Circulatory death donor (DCD) hearts are declined much more frequently than brain dead donors. DCD hearts are refused primarily over concerns of a prolonged dying process and organ preservation.

Perspective.

Transplantation rates may be improved by ex situ hemodynamic assessment, widespread adoption of NRP ethical and legal guidelines, and ongoing quality initiatives including refusal code adaptations. Projections based on recent rapid adoption of DCD donor hearts for transplantation indicate that even minor increases in donor heart acceptance may substantially increase total transplant procedures.

Heart disease remains the leading cause of death in the United States, with 697,000 people dying from this disease in 2020.¹^,² One of the most promising developments for heart transplantation is the expansion of the donor pool by using organs that were donated after circulatory death (donation after circulatory death, or DCD). Although the total number of DCD donor heart transplantations is currently small, new procurement protocols and techniques have led to wider adoption and rapidly increasing transplantation rates.³

The first human heart transplantation was performed by Christian Barnard in 1967 and used what would today be considered a DCD donor organ.⁴ Once the concept of brain death became legally accepted, transplantation of hearts from brain dead donors (donation after brain death, or DBD) was nearly exclusively adopted because donor heart hemodynamic function was known at the time of procurement and the potential injury from warm ischemia during circulatory death could be minimized or eliminated. The number of DBD donors has largely plateaued and does not meet demand. The Royal Papworth Hospital in the United Kingdom was an early adopter of DCD donor heart transplantation and in 2017 reported their experience, showing no significant difference in operative mortality for transplantation of hearts from DCD donors versus DBD donors.⁵ After the introduction of DCD donors, Papworth increased overall heart transplant activity by 48% while showing no difference in survival or intensive care unit stay when compared with DBD donor heart transplants.⁶ The first DCD heart transplantation in the United States was performed in 2019 at Duke University.⁷ A recent randomized noninferiority trial demonstrated that risk-adjusted survival 6 months after transplantation with a DCD heart was not inferior to that after DBD heart transplantation.⁸ Despite these results, when DCD donor hearts are offered to a recipient institution, they are frequently refused. The reasons for refusal of the donor heart are documented in the Organ Procurement and Transplantation Network (OPTN) refusal codes. These codes were updated in 2021 to improve relevance and provide greater detail on the reasons for organ refusal. The purpose of this study was to document current DCD and DBD heart transplantation rates and characterize organ refusal using the most up to date United Network for Organ Sharing (UNOS) and OPTN data.

Methods

Study Population

UNOS DBD and DCD candidate, transplantation, and demographic data from 2020 through 2022 were analyzed. 2020-2022 DCD and DBD donor heart offer outcomes were analyzed to characterize transplantation practices. A retrospective review of OPTN heart and heart–lung transplantation 2022 refusal code data was also performed. Subanalyses were performed to characterize donor demographic variance, regional transplantation rate variance, and the potential effect of increasing use of DCD hearts for transplantation. These analyses were performed using publicly available data. Institutional review board approval was not required.

Study Definitions

The Uniform Determination of Death Act defines 2 types of death, irreversible cessation of all functions of the entire brain and irreversible cessation of circulatory and respiratory functions.⁹ Thus, there are 2 different types of heart donors, DBD and those who have been declared dead based on circulatory criteria (ie, DCD).

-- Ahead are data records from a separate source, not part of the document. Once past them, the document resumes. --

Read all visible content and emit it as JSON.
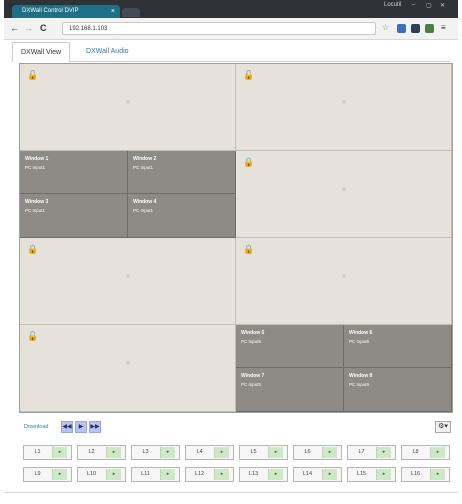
{
  "browser": {
    "tab_title": "DXWall Control DVIP",
    "tab_close": "×",
    "window_controls": [
      "Locutil",
      "–",
      "▢",
      "✕"
    ],
    "url": "192.168.1.103",
    "nav": {
      "back": "←",
      "forward": "→",
      "reload": "C"
    }
  },
  "app_tabs": [
    {
      "label": "DXWall View"
    },
    {
      "label": "DXWall Audio"
    }
  ],
  "wall": {
    "empty_lock_unlocked": "🔓",
    "empty_lock_locked": "🔒",
    "windows": [
      {
        "title": "Window 1",
        "source": "PC Input1"
      },
      {
        "title": "Window 2",
        "source": "PC Input1"
      },
      {
        "title": "Window 3",
        "source": "PC Input1"
      },
      {
        "title": "Window 4",
        "source": "PC Input1"
      },
      {
        "title": "Window 5",
        "source": "PC Input5"
      },
      {
        "title": "Window 6",
        "source": "PC Input6"
      },
      {
        "title": "Window 7",
        "source": "PC Input5"
      },
      {
        "title": "Window 8",
        "source": "PC Input6"
      }
    ]
  },
  "toolbar": {
    "label": "Download",
    "btn_rewind": "◀◀",
    "btn_play": "▶",
    "btn_forward": "▶▶",
    "gear": "⚙▾"
  },
  "layouts": {
    "row1": [
      "L1",
      "L2",
      "L3",
      "L4",
      "L5",
      "L6",
      "L7",
      "L8"
    ],
    "row2": [
      "L9",
      "L10",
      "L11",
      "L12",
      "L13",
      "L14",
      "L15",
      "L16"
    ],
    "arrow": "▸"
  }
}
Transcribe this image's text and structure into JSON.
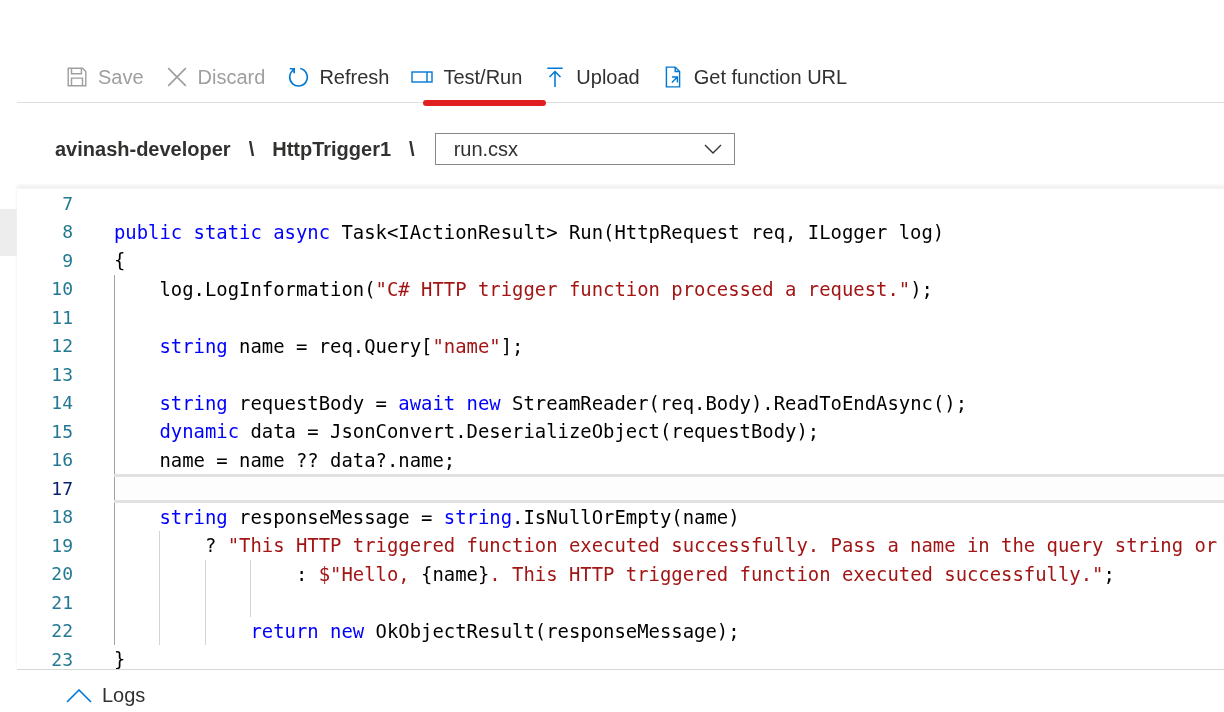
{
  "toolbar": [
    {
      "kind": "save",
      "label": "Save",
      "disabled": true,
      "highlighted": false
    },
    {
      "kind": "discard",
      "label": "Discard",
      "disabled": true,
      "highlighted": false
    },
    {
      "kind": "refresh",
      "label": "Refresh",
      "disabled": false,
      "highlighted": false
    },
    {
      "kind": "test",
      "label": "Test/Run",
      "disabled": false,
      "highlighted": true
    },
    {
      "kind": "upload",
      "label": "Upload",
      "disabled": false,
      "highlighted": false
    },
    {
      "kind": "url",
      "label": "Get function URL",
      "disabled": false,
      "highlighted": false
    }
  ],
  "breadcrumb": {
    "items": [
      "avinash-developer",
      "HttpTrigger1"
    ],
    "separator": "\\",
    "file_select": {
      "value": "run.csx"
    }
  },
  "editor": {
    "lines": [
      {
        "number": "7",
        "current": false
      },
      {
        "number": "8",
        "current": false,
        "tokens": [
          {
            "kind": "kw",
            "text": "public static async"
          },
          {
            "kind": "plain",
            "text": " Task<IActionResult> Run(HttpRequest req, ILogger log)"
          }
        ]
      },
      {
        "number": "9",
        "current": false,
        "tokens": [
          {
            "kind": "plain",
            "text": "{"
          }
        ]
      },
      {
        "number": "10",
        "current": false,
        "tokens": [
          {
            "kind": "plain",
            "text": "    log.LogInformation("
          },
          {
            "kind": "str",
            "text": "\"C# HTTP trigger function processed a request.\""
          },
          {
            "kind": "plain",
            "text": ");"
          }
        ]
      },
      {
        "number": "11",
        "current": false
      },
      {
        "number": "12",
        "current": false,
        "tokens": [
          {
            "kind": "kw",
            "text": "    string"
          },
          {
            "kind": "plain",
            "text": " name = req.Query["
          },
          {
            "kind": "str",
            "text": "\"name\""
          },
          {
            "kind": "plain",
            "text": "];"
          }
        ]
      },
      {
        "number": "13",
        "current": false
      },
      {
        "number": "14",
        "current": false,
        "tokens": [
          {
            "kind": "kw",
            "text": "    string"
          },
          {
            "kind": "plain",
            "text": " requestBody = "
          },
          {
            "kind": "kw",
            "text": "await new"
          },
          {
            "kind": "plain",
            "text": " StreamReader(req.Body).ReadToEndAsync();"
          }
        ]
      },
      {
        "number": "15",
        "current": false,
        "tokens": [
          {
            "kind": "kw",
            "text": "    dynamic"
          },
          {
            "kind": "plain",
            "text": " data = JsonConvert.DeserializeObject(requestBody);"
          }
        ]
      },
      {
        "number": "16",
        "current": false,
        "tokens": [
          {
            "kind": "plain",
            "text": "    name = name ?? data?.name;"
          }
        ]
      },
      {
        "number": "17",
        "current": true
      },
      {
        "number": "18",
        "current": false,
        "tokens": [
          {
            "kind": "kw",
            "text": "    string"
          },
          {
            "kind": "plain",
            "text": " responseMessage = "
          },
          {
            "kind": "kw",
            "text": "string"
          },
          {
            "kind": "plain",
            "text": ".IsNullOrEmpty(name)"
          }
        ]
      },
      {
        "number": "19",
        "current": false,
        "tokens": [
          {
            "kind": "plain",
            "text": "        ? "
          },
          {
            "kind": "str",
            "text": "\"This HTTP triggered function executed successfully. Pass a name in the query string or"
          }
        ]
      },
      {
        "number": "20",
        "current": false,
        "tokens": [
          {
            "kind": "plain",
            "text": "                : "
          },
          {
            "kind": "str",
            "text": "$\"Hello, "
          },
          {
            "kind": "plain",
            "text": "{name}"
          },
          {
            "kind": "str",
            "text": ". This HTTP triggered function executed successfully.\""
          },
          {
            "kind": "plain",
            "text": ";"
          }
        ]
      },
      {
        "number": "21",
        "current": false
      },
      {
        "number": "22",
        "current": false,
        "tokens": [
          {
            "kind": "kw",
            "text": "            return new"
          },
          {
            "kind": "plain",
            "text": " OkObjectResult(responseMessage);"
          }
        ]
      },
      {
        "number": "23",
        "current": false,
        "tokens": [
          {
            "kind": "plain",
            "text": "}"
          }
        ]
      }
    ]
  },
  "logs": {
    "label": "Logs",
    "expanded": false
  }
}
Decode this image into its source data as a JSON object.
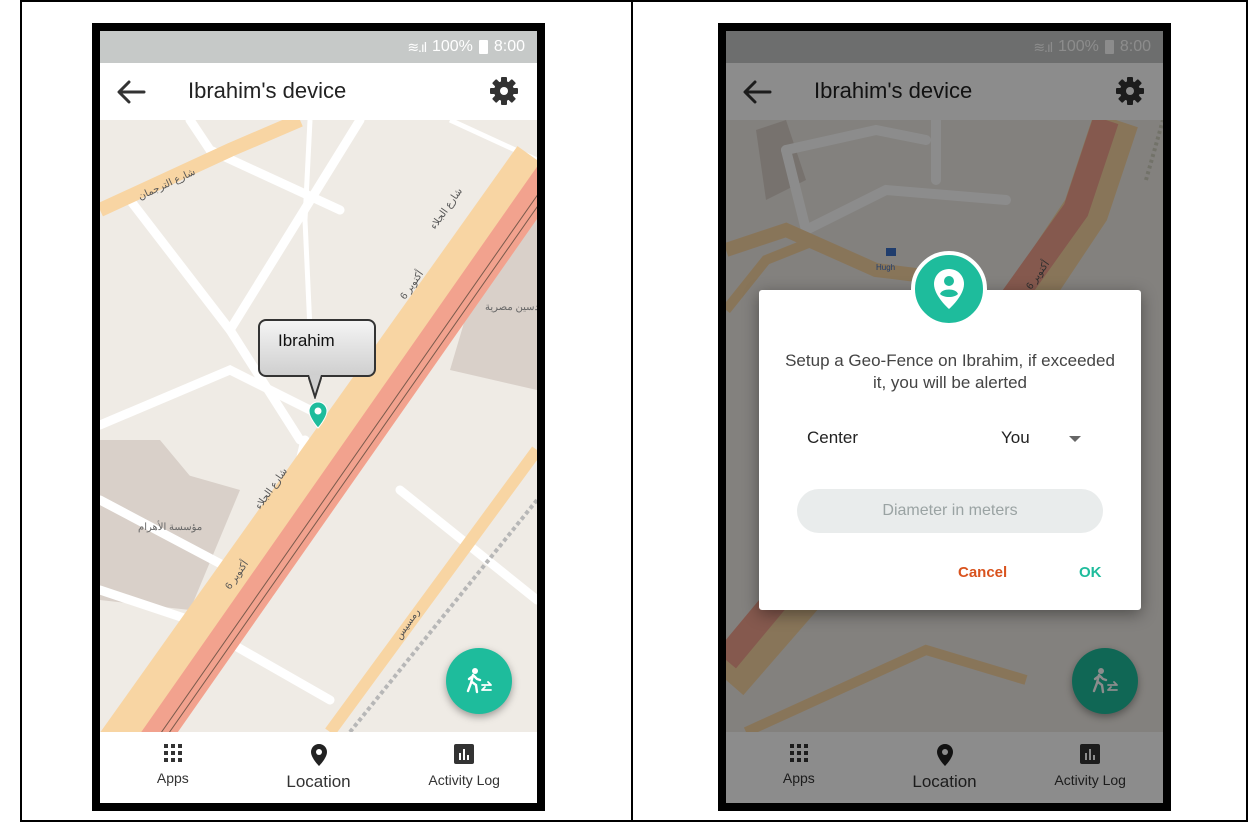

The OPTN is the federally established program responsible for overseeing the national organ transplant system in the United States, whereas UNOS is the nonprofit organization that operates under contract with OPTN to manage the day-to-day OPTN operations, including maintaining the waiting list and coordinating organ offers and transplants. The refusal codes pertain to the recipient, the donor, and Organ Procurement Organization/transplant hospital operational issues. In the majority of instances, the refusal codes are generated from a direct conversation between the recipient surgeon and the Organ Procurement Organization transplantation coordinator with no intermediary. The refusal codes were updated in 2021. They are detailed in Table E1.

Outcomes were defined by OPTN as transplanted, declined, or discarded. Declined is defined as hearts that were refused for transplantation for medical, logistical, or personal reasons. Discarded is defined as hearts that were discarded and used for other purposes such as heart valve procurement and laboratory research.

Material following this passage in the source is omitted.